I don't know what it is but I think he's lying. "I-"

He quickly puts his finger over my mouth, forcing me to stop talking, and making my face heat up like a stove. His touch is comforting, but it makes my head whirl just imagining about him.

He speaks up, "I don't want you blaming yourself for my feelings." He puts his finger down and continues to speak, "I feel like I owe you an explanation."

Explanation? No that's what I owe you, and an apology. Everything that's been going on is my fault. "For what?"

"School. I felt flustered about last night, and seeing you made my mind go crazy, so I left. I'm sorry about that."

I turn away from him, "It's okay, I understand."

We sit there in silence for a little while before I start conversation again, "Do you have any updates on your brother?"

He sighs, "No, he's probably at some chick's house. I'm sorry about my brother. You know him, he's not one to apologize."

At first I'm confused by that remark but then I remember yesterday, when Jaiden had called me a faggot. "It's okay, it happens often enough-"

He interupts me by hugging me tightly. I feel shocked, flustered, even by his actions. His embrace makes my face go warm as I enjoy the moment I have with him. He leans to my ear and whispers, "But it shouldn't."

I keep enjoying the embrace, thinking about if I should actually confess or not. But first, I should ask him something, just so I have knowledge about him, so I can know if my odds of actually being able to be with him are there or not. "I want to ask you something."
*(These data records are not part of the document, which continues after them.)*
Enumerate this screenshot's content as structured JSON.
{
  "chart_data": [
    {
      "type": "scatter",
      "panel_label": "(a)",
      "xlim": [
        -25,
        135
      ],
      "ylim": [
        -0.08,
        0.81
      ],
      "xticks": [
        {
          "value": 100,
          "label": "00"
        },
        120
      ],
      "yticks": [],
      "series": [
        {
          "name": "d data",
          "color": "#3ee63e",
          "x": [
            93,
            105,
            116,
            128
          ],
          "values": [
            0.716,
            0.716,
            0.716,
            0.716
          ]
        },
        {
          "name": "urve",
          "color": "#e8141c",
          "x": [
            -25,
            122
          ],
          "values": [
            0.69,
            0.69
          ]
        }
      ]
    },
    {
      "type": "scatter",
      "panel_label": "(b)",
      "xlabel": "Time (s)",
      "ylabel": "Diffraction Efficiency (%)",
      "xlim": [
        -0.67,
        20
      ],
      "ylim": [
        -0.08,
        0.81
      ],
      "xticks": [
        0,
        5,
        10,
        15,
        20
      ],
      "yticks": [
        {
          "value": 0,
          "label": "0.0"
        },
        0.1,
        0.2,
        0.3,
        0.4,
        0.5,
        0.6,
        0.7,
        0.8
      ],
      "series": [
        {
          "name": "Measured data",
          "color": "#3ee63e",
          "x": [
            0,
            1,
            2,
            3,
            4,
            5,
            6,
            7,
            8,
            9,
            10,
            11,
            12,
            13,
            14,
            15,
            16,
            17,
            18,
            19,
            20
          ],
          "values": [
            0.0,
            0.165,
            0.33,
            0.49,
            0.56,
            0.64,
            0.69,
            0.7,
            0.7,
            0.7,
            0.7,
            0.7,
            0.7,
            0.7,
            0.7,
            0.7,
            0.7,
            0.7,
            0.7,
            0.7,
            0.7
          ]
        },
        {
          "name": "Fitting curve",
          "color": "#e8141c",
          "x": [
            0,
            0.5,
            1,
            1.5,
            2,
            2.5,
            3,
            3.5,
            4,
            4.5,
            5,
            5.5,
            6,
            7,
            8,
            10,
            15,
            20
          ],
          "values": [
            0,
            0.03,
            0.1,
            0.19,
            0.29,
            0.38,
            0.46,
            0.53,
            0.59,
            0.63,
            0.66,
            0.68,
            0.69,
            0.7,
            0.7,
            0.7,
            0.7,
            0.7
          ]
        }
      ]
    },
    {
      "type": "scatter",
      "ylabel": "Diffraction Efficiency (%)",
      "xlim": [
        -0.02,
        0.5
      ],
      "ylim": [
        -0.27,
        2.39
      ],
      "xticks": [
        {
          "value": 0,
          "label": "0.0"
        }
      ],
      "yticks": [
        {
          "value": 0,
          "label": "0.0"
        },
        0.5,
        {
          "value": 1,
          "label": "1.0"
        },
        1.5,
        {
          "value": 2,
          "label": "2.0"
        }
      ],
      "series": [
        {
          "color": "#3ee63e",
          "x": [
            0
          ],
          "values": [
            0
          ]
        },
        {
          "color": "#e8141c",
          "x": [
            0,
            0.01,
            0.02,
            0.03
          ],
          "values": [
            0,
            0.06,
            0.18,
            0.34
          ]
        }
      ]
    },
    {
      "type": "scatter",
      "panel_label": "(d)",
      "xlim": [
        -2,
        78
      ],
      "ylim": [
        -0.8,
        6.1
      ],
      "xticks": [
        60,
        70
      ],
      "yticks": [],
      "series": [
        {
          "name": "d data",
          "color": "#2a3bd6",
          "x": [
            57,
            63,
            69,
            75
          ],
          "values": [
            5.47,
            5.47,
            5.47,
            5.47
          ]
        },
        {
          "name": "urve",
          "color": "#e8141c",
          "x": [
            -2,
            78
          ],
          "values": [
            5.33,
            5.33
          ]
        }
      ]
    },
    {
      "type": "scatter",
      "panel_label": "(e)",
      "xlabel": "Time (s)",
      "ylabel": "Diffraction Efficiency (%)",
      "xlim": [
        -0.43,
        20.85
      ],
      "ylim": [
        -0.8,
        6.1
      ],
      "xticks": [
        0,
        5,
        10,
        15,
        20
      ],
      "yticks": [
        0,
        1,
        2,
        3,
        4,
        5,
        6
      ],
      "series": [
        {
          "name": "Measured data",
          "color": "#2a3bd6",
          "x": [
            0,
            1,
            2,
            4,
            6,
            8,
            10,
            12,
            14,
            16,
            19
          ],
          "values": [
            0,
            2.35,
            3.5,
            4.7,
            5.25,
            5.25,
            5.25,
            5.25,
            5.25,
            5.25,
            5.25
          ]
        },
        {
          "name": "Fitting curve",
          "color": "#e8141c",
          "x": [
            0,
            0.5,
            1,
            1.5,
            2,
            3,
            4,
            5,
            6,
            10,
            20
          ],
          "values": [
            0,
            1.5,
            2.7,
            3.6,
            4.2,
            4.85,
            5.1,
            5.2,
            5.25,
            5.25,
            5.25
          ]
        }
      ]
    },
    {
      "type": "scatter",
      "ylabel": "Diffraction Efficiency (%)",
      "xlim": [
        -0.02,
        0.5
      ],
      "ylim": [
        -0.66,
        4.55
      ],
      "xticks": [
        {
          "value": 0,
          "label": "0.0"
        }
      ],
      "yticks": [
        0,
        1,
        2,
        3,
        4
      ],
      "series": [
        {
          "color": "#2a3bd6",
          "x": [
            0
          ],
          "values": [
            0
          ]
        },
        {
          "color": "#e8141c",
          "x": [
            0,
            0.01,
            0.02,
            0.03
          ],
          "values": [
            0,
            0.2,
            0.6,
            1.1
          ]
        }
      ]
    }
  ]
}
I push out of the hug and he looks at me, "Yeah?"

I hold my breath, not quite ready to ask,  "I don't...know...how to...ask this." I remember that night when I was watching him, Damn he was so hot, I remember I stumbled upon a paper with some sort of code on it. I knew eventually it may be useful so I decided to copy it down in my notebook. I pulled out a piece of pen and paper and asked my question in code. Are you gay?

I write down:

🜁♍︎♄ ♁♊︎♐︎ ♂🜁♁?

He looks at the paper in shock, "How did you know this?"

Know what, you being gay? "Is that a yes?"

He sighs,  "Not the words, Reece, the code. How did you know the code?"